Vgl. OVG NRW, Beschlüsse vom 11.2.2004 - 13 B 2435/03 -, vom 25.6.2001 - 13 B 380/01 -, und vom 16.2.1987 - 13 B 7049/86 -, MedR 1988, 51.
Dass der Antragsteller nach seinem Vorbringen seit längerer Zeit ununterbrochen arbeitsunfähig erkrankt ist und seine Praxis inzwischen verkauft hat, begründet keine Entscheidung zu seinen Gunsten, weil die Arbeitsunfähigkeit enden kann und der Antragsteller als Konsequenz aus dem Verkauf seiner Praxis nicht auf seine Approbation verzichtet hat und, wie dieses Verfahren zeigt, darauf auch nicht verzichten will.

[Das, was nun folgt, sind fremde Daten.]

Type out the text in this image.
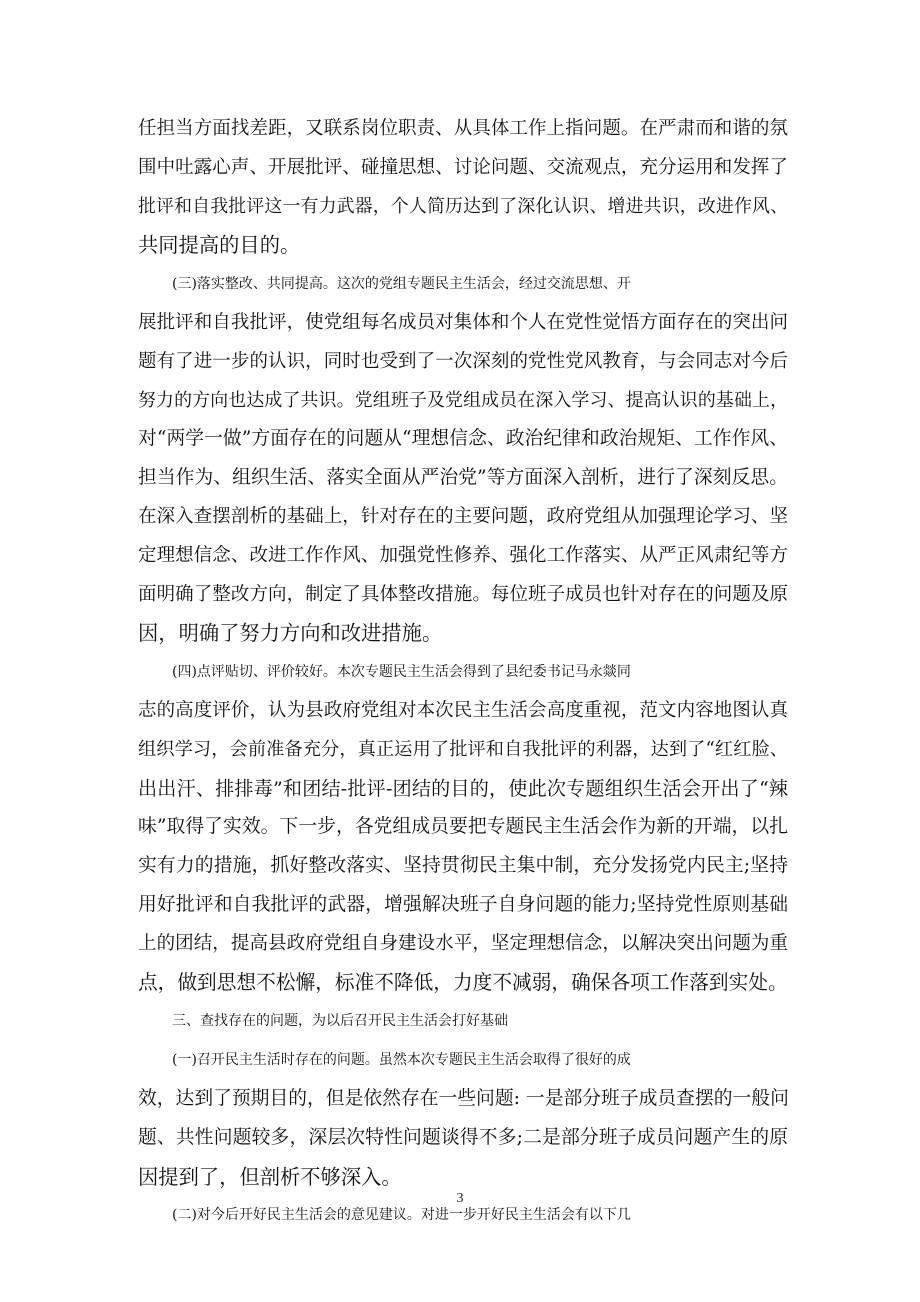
任担当方面找差距，又联系岗位职责、从具体工作上指问题。在严肃而和谐的氛
围中吐露心声、开展批评、碰撞思想、讨论问题、交流观点，充分运用和发挥了
批评和自我批评这一有力武器，个人简历达到了深化认识、增进共识，改进作风、
共同提高的目的。
(三)落实整改、共同提高。这次的党组专题民主生活会，经过交流思想、开
展批评和自我批评，使党组每名成员对集体和个人在党性觉悟方面存在的突出问
题有了进一步的认识，同时也受到了一次深刻的党性党风教育，与会同志对今后
努力的方向也达成了共识。党组班子及党组成员在深入学习、提高认识的基础上，
对“两学一做”方面存在的问题从“理想信念、政治纪律和政治规矩、工作作风、
担当作为、组织生活、落实全面从严治党”等方面深入剖析，进行了深刻反思。
在深入查摆剖析的基础上，针对存在的主要问题，政府党组从加强理论学习、坚
定理想信念、改进工作作风、加强党性修养、强化工作落实、从严正风肃纪等方
面明确了整改方向，制定了具体整改措施。每位班子成员也针对存在的问题及原
因，明确了努力方向和改进措施。
(四)点评贴切、评价较好。本次专题民主生活会得到了县纪委书记马永燚同
志的高度评价，认为县政府党组对本次民主生活会高度重视，范文内容地图认真
组织学习，会前准备充分，真正运用了批评和自我批评的利器，达到了“红红脸、
出出汗、排排毒”和团结-批评-团结的目的，使此次专题组织生活会开出了“辣
味”取得了实效。下一步，各党组成员要把专题民主生活会作为新的开端，以扎
实有力的措施，抓好整改落实、坚持贯彻民主集中制，充分发扬党内民主;坚持
用好批评和自我批评的武器，增强解决班子自身问题的能力;坚持党性原则基础
上的团结，提高县政府党组自身建设水平，坚定理想信念，以解决突出问题为重
点，做到思想不松懈，标准不降低，力度不减弱，确保各项工作落到实处。
三、查找存在的问题，为以后召开民主生活会打好基础
(一)召开民主生活时存在的问题。虽然本次专题民主生活会取得了很好的成
效，达到了预期目的，但是依然存在一些问题: 一是部分班子成员查摆的一般问
题、共性问题较多，深层次特性问题谈得不多;二是部分班子成员问题产生的原
因提到了，但剖析不够深入。
(二)对今后开好民主生活会的意见建议。对进一步开好民主生活会有以下几
3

Die Anordnung der sofortigen Vollziehung des Ruhens der Approbation des Antragstellers begegnet auch unter verfassungsrechtlichen Gesichtspunkten, insbesondere im Hinblick auf den Grundsatz der Verhältnismäßigkeit behördlicher Maßnahmen, keinen Bedenken. Würde dem Antragsteller die Möglichkeit belassen, weiterhin seinem Beruf als Arzt nachgehen zu können, obwohl die gesetzlichen Voraussetzungen für das Ruhen der Approbation erfüllt sind, bestünde eine konkrete Gefahr für wichtige Gemeinschaftsgüter und insbesondere eine Gefahr für die ihn aufsuchenden bzw. seiner Behandlung unterliegenden Patienten. Dass die dem Antragsteller vorzuhaltenden Verdachtsmomente nur vorübergehend und auf einen begrenzten Zeitraum beschränkt waren/sind und eine seine Eignung zur Ausübung des ärztlichen Berufs in Frage stellende Alkoholproblematik bei ihm derzeit nicht relevant ist, ist angesichts der Vorgeschichte, in deren Verlauf bereits das Ruhen der Approbation wegen gleichgelagerter Verdachtsmomente angeordnet worden war, nicht erkennbar. Der Antragsteller hat auch nicht geltend gemacht, dass er eine mögliche Alkoholproblematik effektiv in den Griff bekommen und beispielsweise eine entsprechende Therapie begonnen oder durchgeführt hat.